Lory Ankiel and Brijet Whitney Create The Athletes Guide

On July 31, 2010, Rick Ankiel received a call that just about every Major League player knows he will get in his career but never expects. He was informed that he had been traded from the Kansas City Royals to the Atlanta Braves, and he was to report the following day in Atlanta. Fans across the country see these types of transactions every day, but they never see what happens next to the player’s family.

“I was newly pregnant at the time,” Rick’s wife Lory Ankiel recalls. “I think I was only 12 weeks pregnant, so I was sick all of the time. Rick had to report the next day, so I had to call in reinforcements to help me. We had to pack everything up, ship the cars and get everything to Atlanta. Meanwhile, I had no idea where we were going to live. We have two big dogs—a Rottweiler and a Siberian Huskie. Is someone going to allow us to move in with the dogs? We don’t even have a realtor. That’s when I realized that there had to be more than just an email between wives to make this transition work.”

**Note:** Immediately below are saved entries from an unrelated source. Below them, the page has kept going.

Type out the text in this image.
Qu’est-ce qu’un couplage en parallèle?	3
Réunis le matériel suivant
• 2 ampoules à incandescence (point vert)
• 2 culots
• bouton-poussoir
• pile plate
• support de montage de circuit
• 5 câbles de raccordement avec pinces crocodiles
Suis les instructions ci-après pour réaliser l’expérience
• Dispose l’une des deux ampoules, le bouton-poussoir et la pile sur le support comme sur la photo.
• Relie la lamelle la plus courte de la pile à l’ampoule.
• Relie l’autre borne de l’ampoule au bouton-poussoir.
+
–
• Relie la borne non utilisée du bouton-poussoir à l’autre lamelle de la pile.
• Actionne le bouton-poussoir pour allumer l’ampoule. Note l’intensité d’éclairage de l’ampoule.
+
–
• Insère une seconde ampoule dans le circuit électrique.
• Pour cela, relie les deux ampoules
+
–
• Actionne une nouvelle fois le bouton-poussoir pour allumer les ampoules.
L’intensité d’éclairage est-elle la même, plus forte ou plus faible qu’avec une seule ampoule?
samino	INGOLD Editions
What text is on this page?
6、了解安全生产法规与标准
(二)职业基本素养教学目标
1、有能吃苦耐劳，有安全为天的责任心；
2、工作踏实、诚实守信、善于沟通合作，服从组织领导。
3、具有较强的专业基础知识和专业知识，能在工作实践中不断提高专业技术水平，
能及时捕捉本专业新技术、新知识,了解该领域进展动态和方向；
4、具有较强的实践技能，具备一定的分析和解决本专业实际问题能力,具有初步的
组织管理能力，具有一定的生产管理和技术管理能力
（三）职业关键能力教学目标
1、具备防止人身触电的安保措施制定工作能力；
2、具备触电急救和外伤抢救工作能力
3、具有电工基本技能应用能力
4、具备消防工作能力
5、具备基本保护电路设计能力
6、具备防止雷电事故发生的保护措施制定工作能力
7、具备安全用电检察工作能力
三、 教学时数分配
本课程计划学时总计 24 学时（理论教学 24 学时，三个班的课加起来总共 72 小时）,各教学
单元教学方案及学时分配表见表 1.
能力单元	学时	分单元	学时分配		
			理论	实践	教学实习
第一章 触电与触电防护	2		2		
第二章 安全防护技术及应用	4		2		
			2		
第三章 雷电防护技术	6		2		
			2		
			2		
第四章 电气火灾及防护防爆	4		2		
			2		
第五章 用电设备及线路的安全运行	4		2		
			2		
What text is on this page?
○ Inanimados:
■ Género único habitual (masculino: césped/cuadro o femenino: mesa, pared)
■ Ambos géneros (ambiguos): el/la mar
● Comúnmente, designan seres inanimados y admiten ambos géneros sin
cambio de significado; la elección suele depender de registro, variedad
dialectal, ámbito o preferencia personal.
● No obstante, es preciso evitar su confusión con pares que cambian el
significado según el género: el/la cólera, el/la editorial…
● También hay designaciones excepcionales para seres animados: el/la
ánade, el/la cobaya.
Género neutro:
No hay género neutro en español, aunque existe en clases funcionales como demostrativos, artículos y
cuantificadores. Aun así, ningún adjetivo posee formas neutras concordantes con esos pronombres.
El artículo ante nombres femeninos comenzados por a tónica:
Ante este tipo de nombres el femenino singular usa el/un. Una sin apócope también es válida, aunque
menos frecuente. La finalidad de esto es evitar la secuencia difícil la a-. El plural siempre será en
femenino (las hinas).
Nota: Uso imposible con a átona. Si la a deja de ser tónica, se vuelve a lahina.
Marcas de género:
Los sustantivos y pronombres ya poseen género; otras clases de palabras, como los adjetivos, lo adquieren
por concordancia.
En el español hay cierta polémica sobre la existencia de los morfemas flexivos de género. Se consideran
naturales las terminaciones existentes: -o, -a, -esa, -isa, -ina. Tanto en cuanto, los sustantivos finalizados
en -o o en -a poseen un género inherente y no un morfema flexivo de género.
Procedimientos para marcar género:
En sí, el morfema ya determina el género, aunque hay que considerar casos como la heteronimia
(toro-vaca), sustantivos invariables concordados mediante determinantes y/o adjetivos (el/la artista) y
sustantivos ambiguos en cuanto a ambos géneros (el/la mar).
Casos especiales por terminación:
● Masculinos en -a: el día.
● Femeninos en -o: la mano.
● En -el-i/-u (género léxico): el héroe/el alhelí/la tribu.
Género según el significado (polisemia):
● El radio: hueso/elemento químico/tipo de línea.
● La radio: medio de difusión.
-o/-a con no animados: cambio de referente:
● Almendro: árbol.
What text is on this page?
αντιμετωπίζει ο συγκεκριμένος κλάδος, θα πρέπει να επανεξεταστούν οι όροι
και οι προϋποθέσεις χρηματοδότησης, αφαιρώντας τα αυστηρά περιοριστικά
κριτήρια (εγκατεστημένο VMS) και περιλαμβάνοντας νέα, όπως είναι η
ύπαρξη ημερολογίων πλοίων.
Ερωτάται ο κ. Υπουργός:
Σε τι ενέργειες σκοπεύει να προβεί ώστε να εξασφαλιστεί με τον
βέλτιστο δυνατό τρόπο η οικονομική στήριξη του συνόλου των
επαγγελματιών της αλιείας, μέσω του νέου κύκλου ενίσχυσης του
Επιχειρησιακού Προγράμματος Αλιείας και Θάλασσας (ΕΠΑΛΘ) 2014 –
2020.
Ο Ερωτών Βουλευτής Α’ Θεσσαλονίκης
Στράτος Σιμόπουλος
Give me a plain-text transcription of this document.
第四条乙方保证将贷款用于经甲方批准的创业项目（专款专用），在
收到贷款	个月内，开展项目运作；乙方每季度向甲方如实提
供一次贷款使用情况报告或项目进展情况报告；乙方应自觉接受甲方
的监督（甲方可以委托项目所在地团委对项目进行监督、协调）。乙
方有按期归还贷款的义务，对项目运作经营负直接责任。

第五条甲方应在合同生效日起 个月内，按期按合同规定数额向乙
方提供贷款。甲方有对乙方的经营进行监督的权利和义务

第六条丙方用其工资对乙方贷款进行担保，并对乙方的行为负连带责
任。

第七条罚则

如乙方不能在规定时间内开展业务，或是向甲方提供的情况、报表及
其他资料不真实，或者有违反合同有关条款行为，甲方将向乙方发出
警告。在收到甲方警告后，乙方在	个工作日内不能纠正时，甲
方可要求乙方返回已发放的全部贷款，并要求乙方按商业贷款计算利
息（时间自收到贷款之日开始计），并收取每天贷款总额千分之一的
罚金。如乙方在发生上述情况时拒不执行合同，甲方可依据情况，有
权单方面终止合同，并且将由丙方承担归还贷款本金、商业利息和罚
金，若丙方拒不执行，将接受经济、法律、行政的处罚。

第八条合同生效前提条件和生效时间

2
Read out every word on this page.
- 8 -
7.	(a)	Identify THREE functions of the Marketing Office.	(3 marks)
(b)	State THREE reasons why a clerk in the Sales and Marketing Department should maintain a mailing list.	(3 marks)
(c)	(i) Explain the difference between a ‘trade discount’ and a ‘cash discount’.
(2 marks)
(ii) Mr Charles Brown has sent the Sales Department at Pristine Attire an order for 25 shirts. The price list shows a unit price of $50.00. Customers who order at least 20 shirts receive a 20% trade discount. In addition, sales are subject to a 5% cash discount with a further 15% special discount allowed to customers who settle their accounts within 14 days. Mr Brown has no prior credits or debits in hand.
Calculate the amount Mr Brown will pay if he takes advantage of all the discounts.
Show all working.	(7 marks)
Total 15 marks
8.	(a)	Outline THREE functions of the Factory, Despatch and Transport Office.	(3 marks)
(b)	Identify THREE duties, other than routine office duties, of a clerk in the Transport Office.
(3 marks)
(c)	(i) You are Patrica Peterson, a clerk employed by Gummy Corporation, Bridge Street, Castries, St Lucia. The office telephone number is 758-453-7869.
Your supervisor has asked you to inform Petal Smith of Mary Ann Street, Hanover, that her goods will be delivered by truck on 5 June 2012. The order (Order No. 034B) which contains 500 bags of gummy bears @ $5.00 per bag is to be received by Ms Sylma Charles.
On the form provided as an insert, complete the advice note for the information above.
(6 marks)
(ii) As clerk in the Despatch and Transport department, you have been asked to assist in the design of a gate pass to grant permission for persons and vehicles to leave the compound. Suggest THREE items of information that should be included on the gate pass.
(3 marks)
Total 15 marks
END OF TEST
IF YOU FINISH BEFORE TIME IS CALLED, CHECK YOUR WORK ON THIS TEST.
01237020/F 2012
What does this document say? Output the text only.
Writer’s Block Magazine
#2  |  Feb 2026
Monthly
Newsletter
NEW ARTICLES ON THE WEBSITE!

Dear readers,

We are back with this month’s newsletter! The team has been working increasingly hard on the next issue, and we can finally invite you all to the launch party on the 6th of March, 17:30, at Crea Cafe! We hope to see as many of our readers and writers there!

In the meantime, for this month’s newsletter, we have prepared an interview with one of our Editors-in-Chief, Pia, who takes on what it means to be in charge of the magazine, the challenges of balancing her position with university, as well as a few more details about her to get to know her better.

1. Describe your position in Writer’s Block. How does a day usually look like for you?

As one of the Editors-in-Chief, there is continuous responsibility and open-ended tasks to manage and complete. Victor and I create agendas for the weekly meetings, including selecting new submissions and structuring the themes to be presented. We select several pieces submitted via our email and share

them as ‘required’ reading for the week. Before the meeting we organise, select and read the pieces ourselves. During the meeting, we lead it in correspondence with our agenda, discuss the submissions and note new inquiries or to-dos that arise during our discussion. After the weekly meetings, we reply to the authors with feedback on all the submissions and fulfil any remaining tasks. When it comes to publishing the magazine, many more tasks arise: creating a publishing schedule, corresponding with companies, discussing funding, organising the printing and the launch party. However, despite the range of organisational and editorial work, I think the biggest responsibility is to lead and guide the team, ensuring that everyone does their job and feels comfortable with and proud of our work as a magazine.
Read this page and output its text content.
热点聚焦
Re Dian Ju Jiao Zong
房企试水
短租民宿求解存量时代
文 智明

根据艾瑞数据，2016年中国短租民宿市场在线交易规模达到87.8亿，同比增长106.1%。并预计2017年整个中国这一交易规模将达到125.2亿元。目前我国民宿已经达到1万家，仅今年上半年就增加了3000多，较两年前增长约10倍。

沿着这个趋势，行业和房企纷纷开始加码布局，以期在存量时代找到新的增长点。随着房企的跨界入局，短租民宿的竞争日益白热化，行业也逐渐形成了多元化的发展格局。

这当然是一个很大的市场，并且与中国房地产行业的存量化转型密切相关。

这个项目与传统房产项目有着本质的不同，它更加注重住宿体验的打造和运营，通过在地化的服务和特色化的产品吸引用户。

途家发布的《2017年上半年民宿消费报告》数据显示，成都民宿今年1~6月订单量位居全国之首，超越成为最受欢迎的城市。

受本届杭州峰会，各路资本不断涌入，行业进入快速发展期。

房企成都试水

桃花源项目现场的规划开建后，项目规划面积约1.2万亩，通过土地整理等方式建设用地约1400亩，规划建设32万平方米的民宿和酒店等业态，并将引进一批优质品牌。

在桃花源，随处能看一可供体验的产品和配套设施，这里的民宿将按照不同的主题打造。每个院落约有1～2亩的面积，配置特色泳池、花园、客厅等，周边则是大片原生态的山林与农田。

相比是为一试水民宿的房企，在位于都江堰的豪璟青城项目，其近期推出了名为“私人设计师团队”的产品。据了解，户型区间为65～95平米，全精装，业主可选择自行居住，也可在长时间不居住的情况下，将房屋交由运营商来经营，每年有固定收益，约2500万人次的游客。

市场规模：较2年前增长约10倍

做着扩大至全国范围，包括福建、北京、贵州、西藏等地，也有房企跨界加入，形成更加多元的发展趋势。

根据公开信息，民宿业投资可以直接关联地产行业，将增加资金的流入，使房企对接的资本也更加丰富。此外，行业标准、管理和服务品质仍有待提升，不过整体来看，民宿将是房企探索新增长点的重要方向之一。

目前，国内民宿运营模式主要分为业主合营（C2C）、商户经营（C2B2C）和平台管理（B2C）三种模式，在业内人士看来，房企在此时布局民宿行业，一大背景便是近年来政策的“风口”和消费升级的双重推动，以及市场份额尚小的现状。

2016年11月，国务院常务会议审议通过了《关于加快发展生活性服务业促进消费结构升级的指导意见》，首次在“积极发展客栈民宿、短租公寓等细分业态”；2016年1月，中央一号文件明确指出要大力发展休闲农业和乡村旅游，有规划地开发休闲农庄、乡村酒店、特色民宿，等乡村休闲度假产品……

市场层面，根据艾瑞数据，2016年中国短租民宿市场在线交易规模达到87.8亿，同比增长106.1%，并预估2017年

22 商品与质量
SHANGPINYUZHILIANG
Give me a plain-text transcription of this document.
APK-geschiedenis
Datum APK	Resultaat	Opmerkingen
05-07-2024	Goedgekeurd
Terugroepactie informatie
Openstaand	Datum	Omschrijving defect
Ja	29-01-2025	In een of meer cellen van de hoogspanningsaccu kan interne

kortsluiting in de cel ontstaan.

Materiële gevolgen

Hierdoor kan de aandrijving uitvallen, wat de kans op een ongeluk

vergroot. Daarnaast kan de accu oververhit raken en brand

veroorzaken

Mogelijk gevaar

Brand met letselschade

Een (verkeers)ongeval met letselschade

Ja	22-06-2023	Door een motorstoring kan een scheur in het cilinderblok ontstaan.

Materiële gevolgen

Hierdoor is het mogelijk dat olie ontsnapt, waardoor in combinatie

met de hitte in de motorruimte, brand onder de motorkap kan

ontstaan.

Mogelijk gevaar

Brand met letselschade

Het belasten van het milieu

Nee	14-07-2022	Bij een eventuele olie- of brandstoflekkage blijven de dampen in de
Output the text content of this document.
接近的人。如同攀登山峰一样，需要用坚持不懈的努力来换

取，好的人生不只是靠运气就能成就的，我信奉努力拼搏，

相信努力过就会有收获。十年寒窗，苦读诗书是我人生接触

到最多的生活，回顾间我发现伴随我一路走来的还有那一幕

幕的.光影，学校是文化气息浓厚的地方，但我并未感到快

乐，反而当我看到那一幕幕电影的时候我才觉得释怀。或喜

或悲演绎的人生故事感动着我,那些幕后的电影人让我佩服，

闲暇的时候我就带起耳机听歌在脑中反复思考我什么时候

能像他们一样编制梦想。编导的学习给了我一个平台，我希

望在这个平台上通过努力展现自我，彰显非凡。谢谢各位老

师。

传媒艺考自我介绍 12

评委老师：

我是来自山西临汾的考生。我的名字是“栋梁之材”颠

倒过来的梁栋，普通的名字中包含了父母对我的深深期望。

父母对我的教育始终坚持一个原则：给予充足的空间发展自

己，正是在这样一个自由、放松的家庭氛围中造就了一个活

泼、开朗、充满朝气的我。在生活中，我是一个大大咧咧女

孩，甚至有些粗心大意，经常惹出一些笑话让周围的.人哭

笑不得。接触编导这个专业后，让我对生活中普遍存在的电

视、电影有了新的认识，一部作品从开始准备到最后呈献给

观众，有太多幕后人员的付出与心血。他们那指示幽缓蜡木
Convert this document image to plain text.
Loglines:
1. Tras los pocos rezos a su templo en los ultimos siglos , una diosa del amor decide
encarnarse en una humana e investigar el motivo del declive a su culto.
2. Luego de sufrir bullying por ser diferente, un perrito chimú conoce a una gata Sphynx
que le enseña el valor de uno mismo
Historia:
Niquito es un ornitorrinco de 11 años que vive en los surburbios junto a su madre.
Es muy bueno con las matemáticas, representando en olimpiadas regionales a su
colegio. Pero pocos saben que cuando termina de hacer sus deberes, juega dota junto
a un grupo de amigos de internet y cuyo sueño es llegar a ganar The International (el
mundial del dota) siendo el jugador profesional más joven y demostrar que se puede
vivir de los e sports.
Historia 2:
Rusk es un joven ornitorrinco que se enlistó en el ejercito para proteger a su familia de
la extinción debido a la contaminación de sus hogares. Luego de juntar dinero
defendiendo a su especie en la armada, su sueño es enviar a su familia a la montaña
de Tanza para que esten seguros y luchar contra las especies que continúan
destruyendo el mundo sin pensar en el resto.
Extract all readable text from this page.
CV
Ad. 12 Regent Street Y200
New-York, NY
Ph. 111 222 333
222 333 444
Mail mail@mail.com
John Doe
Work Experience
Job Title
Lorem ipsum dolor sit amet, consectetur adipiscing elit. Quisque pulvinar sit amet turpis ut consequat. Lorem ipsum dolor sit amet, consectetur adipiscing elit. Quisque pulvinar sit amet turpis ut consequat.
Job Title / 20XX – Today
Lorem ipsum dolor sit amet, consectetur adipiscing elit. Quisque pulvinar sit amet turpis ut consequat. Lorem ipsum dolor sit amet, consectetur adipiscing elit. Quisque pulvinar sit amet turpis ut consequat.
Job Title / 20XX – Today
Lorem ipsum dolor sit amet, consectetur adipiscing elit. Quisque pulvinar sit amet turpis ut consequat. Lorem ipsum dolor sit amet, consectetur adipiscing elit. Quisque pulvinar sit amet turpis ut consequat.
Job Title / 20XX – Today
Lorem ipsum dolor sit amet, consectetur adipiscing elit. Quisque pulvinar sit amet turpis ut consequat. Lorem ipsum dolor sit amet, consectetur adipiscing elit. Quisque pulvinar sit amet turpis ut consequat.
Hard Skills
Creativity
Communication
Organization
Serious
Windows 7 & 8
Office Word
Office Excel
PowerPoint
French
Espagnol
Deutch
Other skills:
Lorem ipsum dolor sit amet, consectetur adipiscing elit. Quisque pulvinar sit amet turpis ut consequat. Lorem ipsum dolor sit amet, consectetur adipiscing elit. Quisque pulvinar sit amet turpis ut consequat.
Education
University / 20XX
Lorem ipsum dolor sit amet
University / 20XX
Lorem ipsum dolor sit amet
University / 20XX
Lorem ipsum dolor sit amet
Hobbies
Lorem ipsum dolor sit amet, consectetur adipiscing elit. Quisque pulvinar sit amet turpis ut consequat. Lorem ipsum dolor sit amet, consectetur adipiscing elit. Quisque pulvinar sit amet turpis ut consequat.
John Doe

Brijet Whitney, wife of hockey star Ray Whitney experienced a similar upheaval during Ray’s career. “Ray was only traded once in his 23-year NHL career,” Brijet says. “And it was the one year I didn’t think there was a chance he would get traded because he was injured.”

Finding themselves needing to relocate their families, find places to live, new doctors, new schools, new everything, both Lory and Brijet couldn’t believe there wasn’t any service in existence that could help athletes find their bearings in a new city. That’s why they joined forces to create The Athletes Guide for professional athletes and their families, so they could adjust as rapidly as possible in a professional sports world where changing uniforms and cities is more common than ever before. “We had both been working on something separately,” Brijet says. “Once we connected, it made perfect sense to join forces.”

The Athletes Guide aims to help athletes and their families have a reference guide for a new city without having to rely on a team to provide the services they need. “I wanted people to be able to dial in right away and feel comfortable that you could find a good realtor, a quality school for your children, a doctor if you’re pregnant, without having any issues,” Lory says. “Baseball players move so much. It’s so easy for things to go off course. When Rick was in Houston with the Astros, we messed up with our apartment and couldn’t get out of the rent when he ended up going to the New York Mets. So we had our mortgage for our house, and we were paying rents in Houston and New York. But what if a player moving to Houston could rent our place instead?”

The Athletes Guide app is password protected for professional athletes and their families, provides information to help people make the transition in cities around the country.  It covers the cities for pro sports teams and athletes in Major League Baseball, the NHL, NFL, NBA, MLS and even the PGA.

“It’s such a unique lifestyle,” Lory says. “The husbands know each other because the play against each other. They see one another at the stadium. But the wives often don’t know each other at all. I wanted to create something for the wives, so it’s not such a huge traumatic transition for families and kids. You create a nice network of people, so that you can reach out and get the information you need.”

“We had been keeping a lot of this information all along,” Brijet adds. “Different wives on different teams in different cities would keep notes on a lot of the things we include in the guide. What we’ve done is connected all of these things to make it more useful and accessible for everyone.”

“In talking to my friends, the need is there in every sport,” Lory says. “The best part about it is that everything on the site is recommended by families who have used the services. Not a single thing is recommended because I put it there. The information you are receiving is from people who have been in the same situation that you find yourself in.”